In this series, the mean final BCVA was 20/160 with a gain of 4 lines (ranging from 1/80 to 20/32), poor visual outcome was observed in case 2 and 4 where postoperative complications were noted such as CME (case 4) and ERM (case 2). The visual prognosis of CPE is various from one report to another, with a better visual prognosis than acute-onset endophthalmitis (16). Hsu et al noted that a long incubation (>1 month) would be associated with favorable visual outcomes compared to acute cases (18). However, CPE can lead to poor visual outcome despite the two-compartment approach of IOAB, and safe technics of complete non-conservative IOL surgical therapy, mainly related to the causative organism, specially fungal and/or nontuberculous mycobacterium infection (18,33,74). In another hand, polymycrobial infection has been associated with failure of IOL- conservative treatment (14,26,48,56,78).
Based on the literature, and the results observed in this study, we propose the following algorithm for the management of CPE (Table 3). First line treatment is medical, given at presentation and repeated if needed based on IOAB and associated to an AC and CB wash. If inflammation persists or recurs, the second step is an IOL-conservative surgical treatment, based on PPV, associated with CB partial removal and IOAB injection. The third step is a non-conservative-IOL surgical treatment, based on an additional PPV, associated to residual CB removal and IOL explantation. At any step of treatment, we start with an ocular sample for microbiological analyses, whether it concerns the intraocular fluids, humor and vitreous, CB or/and IOL when they have been removal. The surgical treatment is proposed as first line approach in particular situations (Figure 3).

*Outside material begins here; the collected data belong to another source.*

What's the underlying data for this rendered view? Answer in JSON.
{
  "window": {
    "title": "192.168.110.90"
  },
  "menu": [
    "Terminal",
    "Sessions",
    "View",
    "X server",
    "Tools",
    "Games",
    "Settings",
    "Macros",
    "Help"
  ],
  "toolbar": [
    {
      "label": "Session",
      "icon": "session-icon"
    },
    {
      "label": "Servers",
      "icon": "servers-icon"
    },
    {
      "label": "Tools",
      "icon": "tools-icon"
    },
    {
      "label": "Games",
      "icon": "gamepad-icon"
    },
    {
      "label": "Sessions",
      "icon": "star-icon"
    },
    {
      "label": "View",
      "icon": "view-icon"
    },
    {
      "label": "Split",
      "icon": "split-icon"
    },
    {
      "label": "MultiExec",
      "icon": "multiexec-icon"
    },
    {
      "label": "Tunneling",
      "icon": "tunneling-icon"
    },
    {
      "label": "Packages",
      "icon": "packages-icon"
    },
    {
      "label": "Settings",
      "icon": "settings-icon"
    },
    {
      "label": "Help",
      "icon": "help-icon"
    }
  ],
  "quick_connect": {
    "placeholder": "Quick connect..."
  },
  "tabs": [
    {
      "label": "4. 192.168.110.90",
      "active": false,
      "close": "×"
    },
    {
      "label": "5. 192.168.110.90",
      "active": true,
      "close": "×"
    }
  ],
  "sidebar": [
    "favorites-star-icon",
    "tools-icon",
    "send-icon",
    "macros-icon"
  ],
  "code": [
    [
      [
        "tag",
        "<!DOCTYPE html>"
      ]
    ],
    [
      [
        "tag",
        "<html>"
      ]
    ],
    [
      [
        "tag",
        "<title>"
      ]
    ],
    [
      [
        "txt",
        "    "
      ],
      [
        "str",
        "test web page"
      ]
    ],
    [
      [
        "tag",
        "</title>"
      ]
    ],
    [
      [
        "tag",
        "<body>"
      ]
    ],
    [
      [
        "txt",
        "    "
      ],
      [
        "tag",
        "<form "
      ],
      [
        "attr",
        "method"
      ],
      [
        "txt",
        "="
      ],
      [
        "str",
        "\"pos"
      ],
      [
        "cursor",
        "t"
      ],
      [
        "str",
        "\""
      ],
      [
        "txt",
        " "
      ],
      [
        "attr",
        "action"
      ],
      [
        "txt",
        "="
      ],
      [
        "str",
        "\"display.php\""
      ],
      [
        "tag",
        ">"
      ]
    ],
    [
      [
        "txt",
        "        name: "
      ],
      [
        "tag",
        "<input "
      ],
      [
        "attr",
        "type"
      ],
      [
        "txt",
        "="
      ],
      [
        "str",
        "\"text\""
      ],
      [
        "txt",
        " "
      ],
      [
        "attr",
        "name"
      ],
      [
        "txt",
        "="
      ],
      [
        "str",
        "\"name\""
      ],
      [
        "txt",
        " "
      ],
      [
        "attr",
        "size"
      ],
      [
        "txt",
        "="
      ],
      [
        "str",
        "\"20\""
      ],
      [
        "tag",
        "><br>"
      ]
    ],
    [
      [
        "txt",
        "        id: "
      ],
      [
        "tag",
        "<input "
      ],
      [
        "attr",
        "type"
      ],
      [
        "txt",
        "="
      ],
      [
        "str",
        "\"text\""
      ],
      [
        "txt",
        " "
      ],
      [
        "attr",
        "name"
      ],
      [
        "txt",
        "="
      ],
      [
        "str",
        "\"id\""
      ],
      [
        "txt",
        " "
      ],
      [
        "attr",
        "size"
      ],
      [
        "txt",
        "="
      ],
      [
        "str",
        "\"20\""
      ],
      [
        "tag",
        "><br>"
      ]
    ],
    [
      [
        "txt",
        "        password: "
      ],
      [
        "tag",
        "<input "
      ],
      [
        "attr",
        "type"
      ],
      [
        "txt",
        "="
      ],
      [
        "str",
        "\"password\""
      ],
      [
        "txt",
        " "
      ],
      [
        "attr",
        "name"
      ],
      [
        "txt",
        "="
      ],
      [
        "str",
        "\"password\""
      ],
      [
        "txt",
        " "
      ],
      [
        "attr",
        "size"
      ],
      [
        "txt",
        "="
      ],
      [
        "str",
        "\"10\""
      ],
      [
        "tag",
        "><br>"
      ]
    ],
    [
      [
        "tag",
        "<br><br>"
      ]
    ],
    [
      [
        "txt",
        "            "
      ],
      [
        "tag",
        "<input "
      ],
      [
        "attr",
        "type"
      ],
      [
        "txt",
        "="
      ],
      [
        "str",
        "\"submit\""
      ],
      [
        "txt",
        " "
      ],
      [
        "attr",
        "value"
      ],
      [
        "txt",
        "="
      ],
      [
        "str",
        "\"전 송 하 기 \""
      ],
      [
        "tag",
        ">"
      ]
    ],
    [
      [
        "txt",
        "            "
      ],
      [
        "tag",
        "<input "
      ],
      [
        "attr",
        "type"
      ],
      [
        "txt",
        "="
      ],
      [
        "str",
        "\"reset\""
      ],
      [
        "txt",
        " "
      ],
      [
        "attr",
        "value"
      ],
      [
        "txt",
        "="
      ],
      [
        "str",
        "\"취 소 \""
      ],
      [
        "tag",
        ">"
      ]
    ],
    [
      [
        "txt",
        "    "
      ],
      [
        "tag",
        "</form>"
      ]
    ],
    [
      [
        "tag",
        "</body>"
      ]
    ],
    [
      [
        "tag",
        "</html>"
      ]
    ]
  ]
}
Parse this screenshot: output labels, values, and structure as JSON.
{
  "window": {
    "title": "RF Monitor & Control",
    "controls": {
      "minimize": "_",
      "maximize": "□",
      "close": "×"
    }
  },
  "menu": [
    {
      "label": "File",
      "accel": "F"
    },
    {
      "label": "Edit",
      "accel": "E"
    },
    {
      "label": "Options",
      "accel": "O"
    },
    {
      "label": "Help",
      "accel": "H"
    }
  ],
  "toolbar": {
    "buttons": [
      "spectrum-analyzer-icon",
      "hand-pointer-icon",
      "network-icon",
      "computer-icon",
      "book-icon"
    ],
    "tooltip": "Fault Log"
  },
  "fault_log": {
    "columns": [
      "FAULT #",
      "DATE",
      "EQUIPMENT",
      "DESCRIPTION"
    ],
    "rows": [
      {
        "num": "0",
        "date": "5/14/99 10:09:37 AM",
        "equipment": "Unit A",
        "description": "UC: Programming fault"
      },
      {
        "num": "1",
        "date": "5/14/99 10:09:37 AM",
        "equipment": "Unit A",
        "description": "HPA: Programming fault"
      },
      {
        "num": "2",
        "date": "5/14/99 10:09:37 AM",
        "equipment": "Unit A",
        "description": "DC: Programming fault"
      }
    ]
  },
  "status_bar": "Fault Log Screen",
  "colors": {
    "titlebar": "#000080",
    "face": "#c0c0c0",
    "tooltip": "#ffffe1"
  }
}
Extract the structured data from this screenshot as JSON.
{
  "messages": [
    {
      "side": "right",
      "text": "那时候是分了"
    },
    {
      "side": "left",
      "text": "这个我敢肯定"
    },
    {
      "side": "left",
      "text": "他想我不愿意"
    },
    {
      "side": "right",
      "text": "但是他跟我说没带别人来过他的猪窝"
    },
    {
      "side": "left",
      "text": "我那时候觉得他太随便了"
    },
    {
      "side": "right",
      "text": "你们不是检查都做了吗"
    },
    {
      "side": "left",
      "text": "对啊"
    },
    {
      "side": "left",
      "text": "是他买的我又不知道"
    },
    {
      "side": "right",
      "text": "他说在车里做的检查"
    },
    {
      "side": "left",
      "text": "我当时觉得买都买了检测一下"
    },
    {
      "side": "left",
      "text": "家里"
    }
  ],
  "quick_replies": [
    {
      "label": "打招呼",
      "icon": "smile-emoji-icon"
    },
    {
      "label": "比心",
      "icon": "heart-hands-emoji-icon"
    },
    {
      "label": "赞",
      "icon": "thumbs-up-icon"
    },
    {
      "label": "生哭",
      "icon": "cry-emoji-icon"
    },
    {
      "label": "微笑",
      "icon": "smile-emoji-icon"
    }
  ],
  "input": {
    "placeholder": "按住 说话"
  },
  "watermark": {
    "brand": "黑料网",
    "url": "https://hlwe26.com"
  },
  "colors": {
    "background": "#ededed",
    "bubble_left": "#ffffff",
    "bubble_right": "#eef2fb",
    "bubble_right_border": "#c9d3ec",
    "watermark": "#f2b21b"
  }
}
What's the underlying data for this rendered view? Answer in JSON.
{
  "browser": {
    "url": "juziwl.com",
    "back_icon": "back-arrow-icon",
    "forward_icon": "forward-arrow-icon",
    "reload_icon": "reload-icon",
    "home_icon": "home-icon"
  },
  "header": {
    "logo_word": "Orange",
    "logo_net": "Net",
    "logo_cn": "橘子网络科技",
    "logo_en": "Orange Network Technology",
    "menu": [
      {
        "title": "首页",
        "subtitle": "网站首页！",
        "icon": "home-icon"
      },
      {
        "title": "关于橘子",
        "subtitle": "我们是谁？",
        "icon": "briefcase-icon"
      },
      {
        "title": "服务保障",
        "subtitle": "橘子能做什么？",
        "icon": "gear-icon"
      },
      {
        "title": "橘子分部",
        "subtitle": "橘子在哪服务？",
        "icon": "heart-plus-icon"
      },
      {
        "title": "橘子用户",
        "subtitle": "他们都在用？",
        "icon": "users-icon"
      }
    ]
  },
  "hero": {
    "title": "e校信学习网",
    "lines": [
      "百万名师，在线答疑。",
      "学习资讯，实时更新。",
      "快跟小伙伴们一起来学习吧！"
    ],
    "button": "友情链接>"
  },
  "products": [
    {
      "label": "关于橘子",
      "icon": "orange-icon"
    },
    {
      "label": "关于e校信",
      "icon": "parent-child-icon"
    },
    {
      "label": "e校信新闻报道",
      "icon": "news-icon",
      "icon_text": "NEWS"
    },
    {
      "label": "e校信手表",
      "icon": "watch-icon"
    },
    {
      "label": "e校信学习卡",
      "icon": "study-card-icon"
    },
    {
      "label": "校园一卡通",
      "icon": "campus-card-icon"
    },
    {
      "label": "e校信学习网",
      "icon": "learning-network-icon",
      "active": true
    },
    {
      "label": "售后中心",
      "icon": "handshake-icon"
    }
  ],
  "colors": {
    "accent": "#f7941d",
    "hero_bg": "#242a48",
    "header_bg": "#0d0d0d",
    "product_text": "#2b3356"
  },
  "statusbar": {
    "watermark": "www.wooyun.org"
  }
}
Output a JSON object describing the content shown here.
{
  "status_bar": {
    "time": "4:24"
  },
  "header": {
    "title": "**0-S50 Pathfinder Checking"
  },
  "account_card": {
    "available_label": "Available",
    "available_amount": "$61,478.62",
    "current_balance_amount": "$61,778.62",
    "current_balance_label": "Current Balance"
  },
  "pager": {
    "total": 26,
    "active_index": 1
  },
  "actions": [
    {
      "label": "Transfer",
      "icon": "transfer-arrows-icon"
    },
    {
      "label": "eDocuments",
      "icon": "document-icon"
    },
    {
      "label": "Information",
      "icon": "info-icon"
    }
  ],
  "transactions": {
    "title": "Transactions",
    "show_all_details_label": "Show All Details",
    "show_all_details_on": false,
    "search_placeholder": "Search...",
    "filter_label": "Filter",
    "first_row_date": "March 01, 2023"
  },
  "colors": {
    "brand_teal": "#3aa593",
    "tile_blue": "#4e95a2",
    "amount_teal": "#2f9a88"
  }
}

The limitations of the current study include its retrospective design, a relatively small number of patients, the absence of performance of vitreous tap and inclusion of cases with negative aqueous humor cultures. Nevertheless, we addressed non-proven culture CPE after uneventful PKE, an issue that is encountered in our daily practice and we tried to extrapolate from our experience an algorithm that can help to manage such an entity.